The event runs over lunchtime and, as others are doing sweet stuff, Sarah decided she would do something savoury; hence, the pretzels.
She has been trying out various recipes. One was too salty, one too sweet, one too crumbly, one too tough.
Sensing our desire to be encouraging, she got great pleasure from watching us eat them up, long after she had herself recognised their shortcomings. They are getting there.
As for Kilkenny City, it is a lovely place to visit. It exudes a timeless sense of class.
Drivers might curse its irregular layout and narrow winding streets but they are a joy for tourists. There’s something new to be discovered around every bend, while its famous alleyways are reminiscent of Dickensian times.
There must have been times when people wanted to raze all this old stuff away and replace it with something bright and new.
You’ll find antiques and ladies boutiques, crafts and cathedrals, museums and atmospheric drinking emporia, energy, attitude and colour.
Tourism is big and it’s almost like there are two sets of visitors; families and the middleaged by day, younger couples and singles by night.
Kilkenny once had quite a reputation as a venue for stag and hen parties. A lesser place might have floundered but somehow Kilkenny has retained its essence, combining the charm of an old-fashioned village with the luxuries of a modern urban centre.

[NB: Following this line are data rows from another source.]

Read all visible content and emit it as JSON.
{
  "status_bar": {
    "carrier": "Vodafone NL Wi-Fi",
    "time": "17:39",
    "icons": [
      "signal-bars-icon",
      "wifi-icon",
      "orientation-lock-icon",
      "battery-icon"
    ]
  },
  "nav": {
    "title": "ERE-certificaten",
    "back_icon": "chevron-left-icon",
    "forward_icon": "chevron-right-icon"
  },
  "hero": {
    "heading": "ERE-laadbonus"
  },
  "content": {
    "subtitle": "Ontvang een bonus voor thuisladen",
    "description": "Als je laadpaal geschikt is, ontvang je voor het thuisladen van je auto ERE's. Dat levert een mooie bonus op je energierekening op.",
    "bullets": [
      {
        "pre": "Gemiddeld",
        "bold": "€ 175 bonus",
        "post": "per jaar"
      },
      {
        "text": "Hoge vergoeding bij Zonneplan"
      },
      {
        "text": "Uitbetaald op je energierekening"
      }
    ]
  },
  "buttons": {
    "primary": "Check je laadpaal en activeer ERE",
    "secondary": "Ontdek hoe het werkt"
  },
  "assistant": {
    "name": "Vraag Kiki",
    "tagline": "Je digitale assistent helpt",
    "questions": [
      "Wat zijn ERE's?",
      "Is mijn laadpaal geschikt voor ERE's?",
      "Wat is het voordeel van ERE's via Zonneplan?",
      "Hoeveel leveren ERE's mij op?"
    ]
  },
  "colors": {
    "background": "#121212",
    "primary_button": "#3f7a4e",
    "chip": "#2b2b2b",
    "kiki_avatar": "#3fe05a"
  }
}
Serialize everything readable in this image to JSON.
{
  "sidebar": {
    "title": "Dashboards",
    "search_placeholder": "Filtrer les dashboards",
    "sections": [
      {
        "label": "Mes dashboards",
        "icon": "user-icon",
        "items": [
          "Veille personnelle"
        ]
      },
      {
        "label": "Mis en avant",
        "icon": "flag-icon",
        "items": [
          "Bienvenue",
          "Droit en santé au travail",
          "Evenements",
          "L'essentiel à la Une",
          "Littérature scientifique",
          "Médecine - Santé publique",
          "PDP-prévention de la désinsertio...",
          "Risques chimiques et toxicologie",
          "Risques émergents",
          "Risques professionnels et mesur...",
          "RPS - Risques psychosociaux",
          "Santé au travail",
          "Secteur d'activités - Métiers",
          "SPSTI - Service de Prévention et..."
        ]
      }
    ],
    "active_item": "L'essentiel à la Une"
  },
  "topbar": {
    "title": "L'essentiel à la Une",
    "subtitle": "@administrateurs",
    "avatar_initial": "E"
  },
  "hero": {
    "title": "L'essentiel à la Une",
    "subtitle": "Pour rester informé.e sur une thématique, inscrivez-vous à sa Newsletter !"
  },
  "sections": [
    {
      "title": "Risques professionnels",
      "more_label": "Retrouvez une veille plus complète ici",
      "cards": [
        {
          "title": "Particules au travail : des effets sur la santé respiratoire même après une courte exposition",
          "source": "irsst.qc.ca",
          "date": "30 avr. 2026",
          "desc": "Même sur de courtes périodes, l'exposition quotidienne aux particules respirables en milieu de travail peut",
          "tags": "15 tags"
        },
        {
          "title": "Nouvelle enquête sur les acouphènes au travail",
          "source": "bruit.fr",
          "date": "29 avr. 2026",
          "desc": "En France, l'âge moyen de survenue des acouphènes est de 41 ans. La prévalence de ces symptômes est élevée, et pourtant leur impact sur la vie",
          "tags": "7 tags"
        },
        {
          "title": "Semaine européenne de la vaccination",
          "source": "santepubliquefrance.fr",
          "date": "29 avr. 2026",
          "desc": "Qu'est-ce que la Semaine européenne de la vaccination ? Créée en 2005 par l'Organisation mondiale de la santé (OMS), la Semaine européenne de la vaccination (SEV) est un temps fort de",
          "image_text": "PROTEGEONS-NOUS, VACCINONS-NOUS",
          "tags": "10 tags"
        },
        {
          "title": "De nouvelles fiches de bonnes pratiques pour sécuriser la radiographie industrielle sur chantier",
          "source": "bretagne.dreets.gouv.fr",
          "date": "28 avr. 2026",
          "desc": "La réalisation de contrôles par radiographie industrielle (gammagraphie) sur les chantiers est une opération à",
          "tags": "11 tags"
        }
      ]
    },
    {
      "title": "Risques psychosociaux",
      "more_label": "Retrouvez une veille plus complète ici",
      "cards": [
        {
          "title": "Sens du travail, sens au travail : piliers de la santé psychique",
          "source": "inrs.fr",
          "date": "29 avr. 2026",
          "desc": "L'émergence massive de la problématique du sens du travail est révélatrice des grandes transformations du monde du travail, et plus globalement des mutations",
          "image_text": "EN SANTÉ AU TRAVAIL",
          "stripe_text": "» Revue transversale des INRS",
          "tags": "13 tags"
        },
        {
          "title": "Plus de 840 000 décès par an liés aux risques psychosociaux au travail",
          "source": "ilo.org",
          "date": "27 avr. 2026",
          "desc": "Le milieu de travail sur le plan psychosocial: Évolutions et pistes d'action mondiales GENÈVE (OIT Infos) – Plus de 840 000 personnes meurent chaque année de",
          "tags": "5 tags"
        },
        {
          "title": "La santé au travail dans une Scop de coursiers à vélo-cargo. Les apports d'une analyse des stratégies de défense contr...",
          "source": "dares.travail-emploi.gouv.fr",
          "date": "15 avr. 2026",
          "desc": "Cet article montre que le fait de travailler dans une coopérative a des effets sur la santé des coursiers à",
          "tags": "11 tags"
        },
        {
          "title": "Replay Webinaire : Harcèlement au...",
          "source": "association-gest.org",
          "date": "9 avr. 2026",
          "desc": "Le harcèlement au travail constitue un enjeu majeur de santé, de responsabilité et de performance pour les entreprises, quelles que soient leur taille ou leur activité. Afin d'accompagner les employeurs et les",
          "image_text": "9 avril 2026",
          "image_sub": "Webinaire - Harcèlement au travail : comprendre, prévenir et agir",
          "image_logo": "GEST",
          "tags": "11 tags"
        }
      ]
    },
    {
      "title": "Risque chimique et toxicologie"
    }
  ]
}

Unlike other towns, that have become ‘donuts’, Kilkenny still has a beating heart, radiating out from The Parade.
Walk a few steps up Patrick Street, past the quirky art deco shop Yesterdays, there’s the zany restaurant Zuni and on to Butler House. Its modest street face opens into a magnificent Georgian residence and a renowned walled garden.
Back down Rose Inn Street (what a lovely name!), you pass the new Murphy’s ice cream shop, the very good Tourist Information office in Shee Alms House (1582) and on towards the (now cleaned-up) Nore.
Stepping on to High Street quickly brings you to Allens’ homeware shop, Pauls’ department store, Goods’ ladieswear and The Book Centre, which is everything a bookshop should be.
Like many of the city’s businesses, its traditional shopfront has been retained. Inside, atmospheric lighting falls on packed shelves,with the rambling layout eventually coming to a calm reading oasis. The books feel alive and loved.
Back on The Parade is Rinuccini, where tuxedoed waiters serve homemade pasta, the Kilkenny Design Centre and Kilkenny Castle (1195), the jewel in the city’s crown, which also has extensive gardens and rolling parkland. Kilkenny is a gem. Given the region’s burgeoning artisan food sector and the presence of so many fine eateries in the city — including the Michelin-starred Campagne on Gas House Lane (which does a very affordable Early Bird) — a food festival is a perfect fit.
Just across the road is the MacDonagh Junction Shopping Centre, location of Sarah’s enterprise.
Along with a couple of pals from Kilkenny College, she will be on a stall at the Young Foodies market for Second Level students next Saturday (1-4pm) at Workhouse Square. She’ll be the shy, pretty, browneyed, girl selling a variety of savoury pretzels.